Öyle birine hakkını helal et demekle hak helal olunmuyor
Üzeceksiniz,
Kıracaksınız,
Ağlatacaksınız
Ondan sonra da hakkını helal et diyeceksiniz
Durun bakalım
Helalleşmek o kadar kolay mı?
Çektirdiğiniz kadar çekersiniz,
Ağlattığınız kadar ağlarsınız
Ne ekerseniz onu biçersiniz
Evet, helalleşmek, insanların barındırdığı saygının, vicdanın ve adalet göstermenin derin birleşmesidir.
Ancak bu değerli kavram, ne yazık ki bazen içi boşaltılmış sözlerden öteye geçmiyor günümüzde.
"Hakkını helal et" demek, gerçekten bir özür dilemek ya da içtenlikle bir bağışlanma dilemekten ifade etmekten çok, bazen yapılan hataların üzerini örtme çabası olarak görülebiliyor.
Oysa gerçek helalleşme, bir vicdan muhasebesi, kırılma ve kesinti gerektiren bir durumdur.
Birini üzmek, kırmak, yaralanmaya sebep olmak, ardından da sadece birkaç kelimeyle her şeyin düzeleceğini söylemek, yapılan hatanın veya verilen zararın ağırlığını küçümsemek demektir ki gerçek helalleşme bu değildir.
İnsanlar sözlerle değil, eylemlerle affeder, affedilirler
Çekilen çektirilen acılar, yaşanan, yaşatılan kırgınlıklar öyle bir anda kolayca silinip atılamıyor maalesef.
Bu nedenle, gerçek bir helalleşme, yalnızca bir söz değil, aynı zamanda samimi bir çaba, kırılma ve iyileşmenin gerçekleşmesini gerektirir.
Atalarımızın “Kurt kışı geçirir ama yediği ayazı unutmaz” sözü de tam olarak bunu anlatır.
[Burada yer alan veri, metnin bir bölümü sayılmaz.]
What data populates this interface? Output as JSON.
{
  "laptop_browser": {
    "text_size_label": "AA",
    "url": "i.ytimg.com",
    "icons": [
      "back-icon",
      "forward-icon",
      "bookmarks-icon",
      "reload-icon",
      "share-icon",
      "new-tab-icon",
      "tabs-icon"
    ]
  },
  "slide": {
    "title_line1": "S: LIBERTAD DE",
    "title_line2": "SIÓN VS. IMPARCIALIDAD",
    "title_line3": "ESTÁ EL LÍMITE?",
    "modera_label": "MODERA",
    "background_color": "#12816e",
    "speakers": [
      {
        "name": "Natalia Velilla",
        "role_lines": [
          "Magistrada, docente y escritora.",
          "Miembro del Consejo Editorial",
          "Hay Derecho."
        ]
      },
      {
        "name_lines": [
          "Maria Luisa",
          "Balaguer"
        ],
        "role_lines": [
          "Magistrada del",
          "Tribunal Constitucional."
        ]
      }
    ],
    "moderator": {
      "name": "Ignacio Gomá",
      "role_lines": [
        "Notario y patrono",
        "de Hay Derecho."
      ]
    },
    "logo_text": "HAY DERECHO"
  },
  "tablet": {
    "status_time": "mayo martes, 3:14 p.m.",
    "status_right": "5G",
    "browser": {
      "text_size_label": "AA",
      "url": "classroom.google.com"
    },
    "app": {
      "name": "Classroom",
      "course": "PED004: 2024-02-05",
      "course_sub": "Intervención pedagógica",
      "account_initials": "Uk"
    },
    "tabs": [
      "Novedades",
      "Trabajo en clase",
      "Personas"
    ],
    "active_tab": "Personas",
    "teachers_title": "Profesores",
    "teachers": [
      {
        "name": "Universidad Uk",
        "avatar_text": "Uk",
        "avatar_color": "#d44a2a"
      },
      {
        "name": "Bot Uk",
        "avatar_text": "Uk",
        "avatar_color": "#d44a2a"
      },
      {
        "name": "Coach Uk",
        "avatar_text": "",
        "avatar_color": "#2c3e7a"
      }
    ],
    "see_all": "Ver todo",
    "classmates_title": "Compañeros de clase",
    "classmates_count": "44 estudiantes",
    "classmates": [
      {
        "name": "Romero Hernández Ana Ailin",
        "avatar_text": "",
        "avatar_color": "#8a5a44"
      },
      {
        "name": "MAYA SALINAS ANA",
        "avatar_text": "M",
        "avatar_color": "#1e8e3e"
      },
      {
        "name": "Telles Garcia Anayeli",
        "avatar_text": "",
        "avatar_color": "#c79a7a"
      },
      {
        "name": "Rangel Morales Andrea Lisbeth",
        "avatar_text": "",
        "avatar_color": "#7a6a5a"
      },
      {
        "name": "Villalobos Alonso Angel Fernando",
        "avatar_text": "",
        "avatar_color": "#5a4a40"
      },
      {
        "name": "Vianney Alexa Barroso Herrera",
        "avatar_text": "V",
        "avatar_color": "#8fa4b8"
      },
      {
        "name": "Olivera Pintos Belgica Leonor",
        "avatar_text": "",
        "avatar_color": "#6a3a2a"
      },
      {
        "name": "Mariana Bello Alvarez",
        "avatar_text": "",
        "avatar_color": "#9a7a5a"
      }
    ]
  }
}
Yapılan haksızlıklar, bırakılan izler kolay kolay silinmez.
İnsanlar affedilebilir, ama yaşadıkları derin duygusal yaralar oluşur ruhlarında.
Bu yüzden kırılan bir kalbi tamir etmek sadece özür dilemekle mümkün olmaz; samimi bir çaba kırılmayı bir nebze de olsa iyileştirebiliyor.
Ve Allah...
Her şeyi gören ve bilen Allah, yapılan haksızlıklar da, verilen ahları da işitir.
İnsan bazen zalimce davranabilir, başkasının hakkına girebilir, ancak hiçbir zaman karşılıksız kalacağı anlamına da gelmiyor.
Ama bir gün, ama bir ay, bir yıl ama on yıllar sonra yaşatılanları yaşar insanoğlu
Ama bu dünyada ya da öbür dünyada adalet bir gün mutlaka yerini bulur.
Kimsenin ahı kimsede kalmıyor; kalmayacak.
Allah adaletin sahibidir ve her bir kuluna layık olanı en doğru şekilde takdir eder.
Bu nedenle bir insanın "hakkını helal et" diyebilmesi için öncelikle hakkını iade etmeye çalışması gerekir.
Üzdüğümüzün içten içtenliğiyle dilemek, hatalarımızı düzeltmek için çaba göstermek ve en önemlisi de bir daha aynı hatayı yapmamak, gerçek anlamda helalleşmenin bir parçasıdır. Helalleşmek o kadar kolay değildir,
Çünkü insan ilişkileri derin bir sorumluluk ister,
Sonuç olarak,
Helalleşmek, bir gönül temizliğidir;
Ancak bunun için önce yürek desteği, samimiyet ve pişmanlık gerekir.
Bu dünyada ya da öbür dünyada, herkesin yaptığının karşılığını mutlaka görecektir.
Bu nedenle kimseyi üzmemek, kimsenin ahını almamak, bir insana yapabileceğimiz en büyük huzur ve sevgi göstergesidir.